The study’s modelling assumptions may be biasing impacts upwards
What other factors could explain discrepancies in the Fraser Institute’s study?
It’s possible that the Fraser Institute modelling framework doesn’t fully account for how industry will adopt low-carbon technologies to avoid paying the carbon price. If firms have limited ability to improve their emissions intensity, they respond (in the model) by reducing production, not improving emissions performance. In that case, the model would significantly overstate costs. Computable general equilibrium models, such as those used in the study, tend to have this challenge without additional specification of new technologies and options for emissions reductions because they are grounded in historical market responses and don’t capture alternative, nascent technologies.
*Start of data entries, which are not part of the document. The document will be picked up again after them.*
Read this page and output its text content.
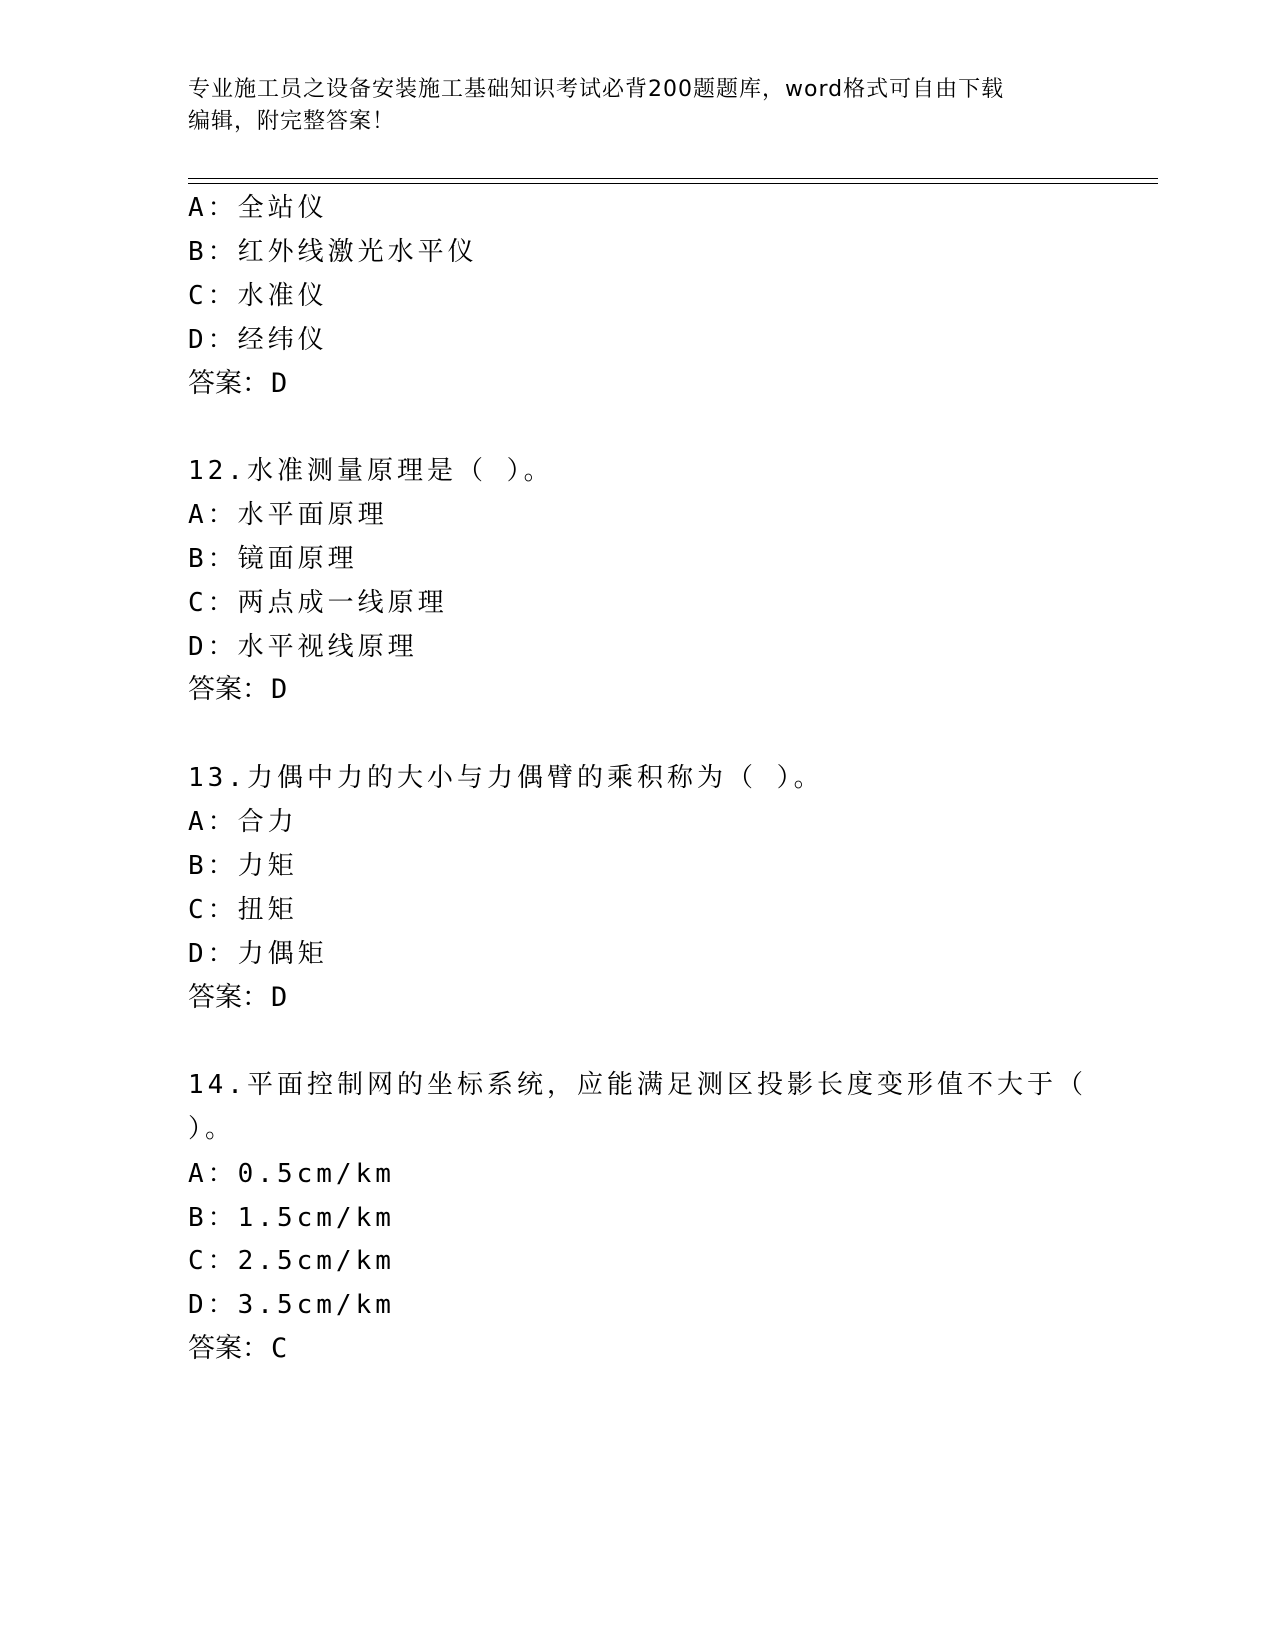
专业施工员之设备安装施工基础知识考试必背200题题库，word格式可自由下载
编辑，附完整答案！
A：全站仪
B：红外线激光水平仪
C：水准仪
D：经纬仪
答案：D
12.水准测量原理是（ ）。
A：水平面原理
B：镜面原理
C：两点成一线原理
D：水平视线原理
答案：D
13.力偶中力的大小与力偶臂的乘积称为（ ）。
A：合力
B：力矩
C：扭矩
D：力偶矩
答案：D
14.平面控制网的坐标系统，应能满足测区投影长度变形值不大于（
）。
A：0.5cm/km
B：1.5cm/km
C：2.5cm/km
D：3.5cm/km
答案：C
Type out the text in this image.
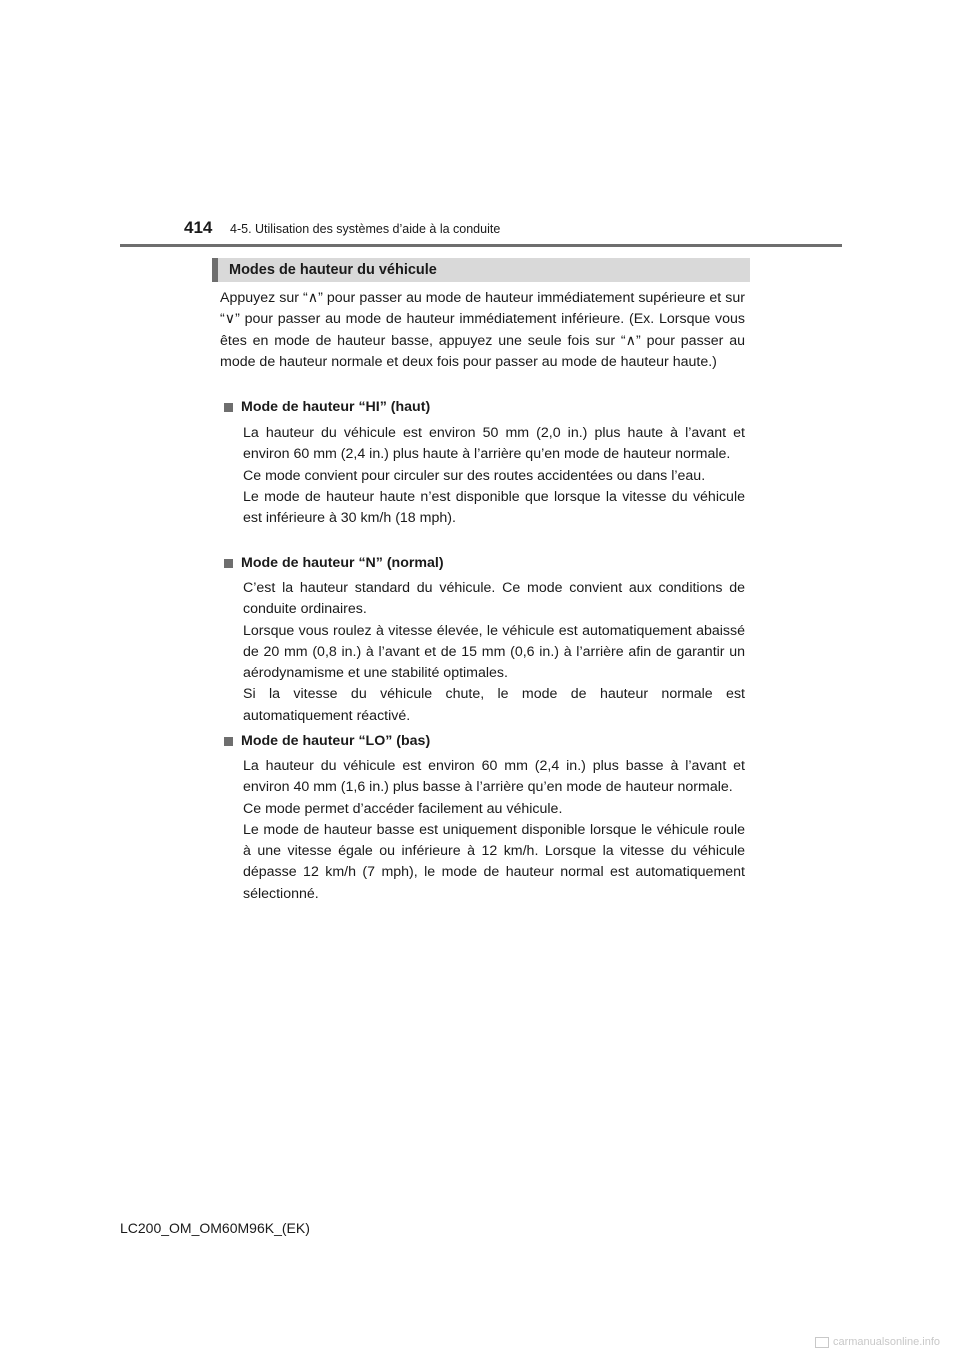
414 4-5. Utilisation des systèmes d’aide à la conduite
Modes de hauteur du véhicule
Appuyez sur “∧” pour passer au mode de hauteur immédiatement supérieure et sur “∨” pour passer au mode de hauteur immédiatement inférieure. (Ex. Lorsque vous êtes en mode de hauteur basse, appuyez une seule fois sur “∧” pour passer au mode de hauteur normale et deux fois pour passer au mode de hauteur haute.)
Mode de hauteur “HI” (haut)

La hauteur du véhicule est environ 50 mm (2,0 in.) plus haute à l’avant et environ 60 mm (2,4 in.) plus haute à l’arrière qu’en mode de hauteur normale.

Ce mode convient pour circuler sur des routes accidentées ou dans l’eau.

Le mode de hauteur haute n’est disponible que lorsque la vitesse du véhicule est inférieure à 30 km/h (18 mph).

Mode de hauteur “N” (normal)

C’est la hauteur standard du véhicule. Ce mode convient aux conditions de conduite ordinaires.

Lorsque vous roulez à vitesse élevée, le véhicule est automatiquement abaissé de 20 mm (0,8 in.) à l’avant et de 15 mm (0,6 in.) à l’arrière afin de garantir un aérodynamisme et une stabilité optimales.

Si la vitesse du véhicule chute, le mode de hauteur normale est automatiquement réactivé.

Mode de hauteur “LO” (bas)

La hauteur du véhicule est environ 60 mm (2,4 in.) plus basse à l’avant et environ 40 mm (1,6 in.) plus basse à l’arrière qu’en mode de hauteur normale.

Ce mode permet d’accéder facilement au véhicule.

Le mode de hauteur basse est uniquement disponible lorsque le véhicule roule à une vitesse égale ou inférieure à 12 km/h. Lorsque la vitesse du véhicule dépasse 12 km/h (7 mph), le mode de hauteur normal est automatiquement sélectionné.

LC200_OM_OM60M96K_(EK)
carmanualsonline.info
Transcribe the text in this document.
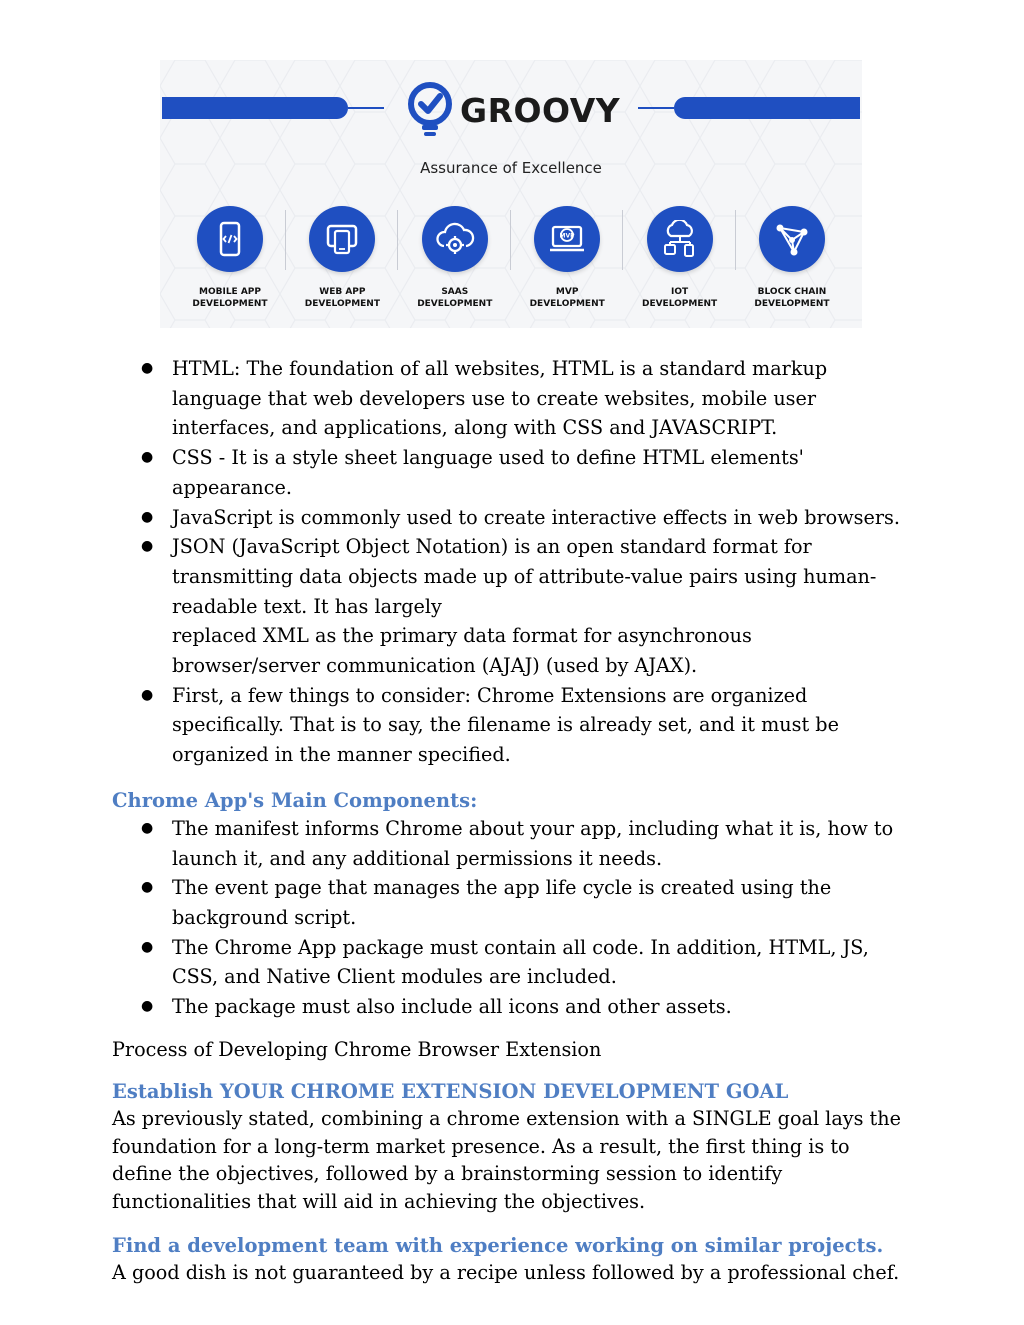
GROOVY
Assurance of Excellence
MOBILE APP
DEVELOPMENT
WEB APP
DEVELOPMENT
SAAS
DEVELOPMENT
MVP
MVP
DEVELOPMENT
IOT
DEVELOPMENT
BLOCK CHAIN
DEVELOPMENT
● HTML: The foundation of all websites, HTML is a standard markup
language that web developers use to create websites, mobile user
interfaces, and applications, along with CSS and JAVASCRIPT.
● CSS - It is a style sheet language used to define HTML elements'
appearance.
● JavaScript is commonly used to create interactive effects in web browsers.
● JSON (JavaScript Object Notation) is an open standard format for
transmitting data objects made up of attribute-value pairs using human-
readable text. It has largely
replaced XML as the primary data format for asynchronous
browser/server communication (AJAJ) (used by AJAX).
● First, a few things to consider: Chrome Extensions are organized
specifically. That is to say, the filename is already set, and it must be
organized in the manner specified.
Chrome App's Main Components:
● The manifest informs Chrome about your app, including what it is, how to
launch it, and any additional permissions it needs.
● The event page that manages the app life cycle is created using the
background script.
● The Chrome App package must contain all code. In addition, HTML, JS,
CSS, and Native Client modules are included.
● The package must also include all icons and other assets.
Process of Developing Chrome Browser Extension
Establish YOUR CHROME EXTENSION DEVELOPMENT GOAL
As previously stated, combining a chrome extension with a SINGLE goal lays the
foundation for a long-term market presence. As a result, the first thing is to
define the objectives, followed by a brainstorming session to identify
functionalities that will aid in achieving the objectives.
Find a development team with experience working on similar projects.
A good dish is not guaranteed by a recipe unless followed by a professional chef.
It is also unclear whether the analysis includes or excludes the federal carbon tax, which was repealed in 2025. In one section, the report clearly suggests the carbon tax has been removed from the analysis: “In both the base case and experiment runs, as of 2025 both these components disappear since the household carbon charge was set to zero.” But when reporting impacts on government finances in 2030, they clearly show an increase in “indirect taxes (including the carbon tax)” of $19.3 billion. Considering that the entire economy is contracting in their analysis, we speculate that this entire increase in tax revenue is from the now defunct consumer carbon tax because we would expect indirect taxes, excluding the carbon tax, would have likely declined along with the rest of the economy.
Incidentally, the 2030 tax revenue amount is equivalent to 114 megatonnes of carbon dioxide equivalent (i.e., $19.3 billion divided by $170 per tonne). That number vastly exceeds the likely contributions to a technology fund under industrial carbon pricing. If the Fraser Institute only removed the carbon tax on households, but kept it on lower-emitting industrial businesses that are, in reality, not covered by industrial carbon pricing (e.g., other manufacturing) this may explain some of their results. This assumption would not reflect the current policy reality.
The model’s treatment of capital allocation could also be amplifying impacts within emissions-intensive provinces such as Alberta across sectors not directly affected by policy. Because the model doesn’t account for how resource royalties can absorb shocks, this issue may be particularly acute for Alberta results.
Ultimately, however, we do not have sufficient detail to identify which modelling choices are driving the strange results. These results do, however, raise important questions about the modelling’s credibility.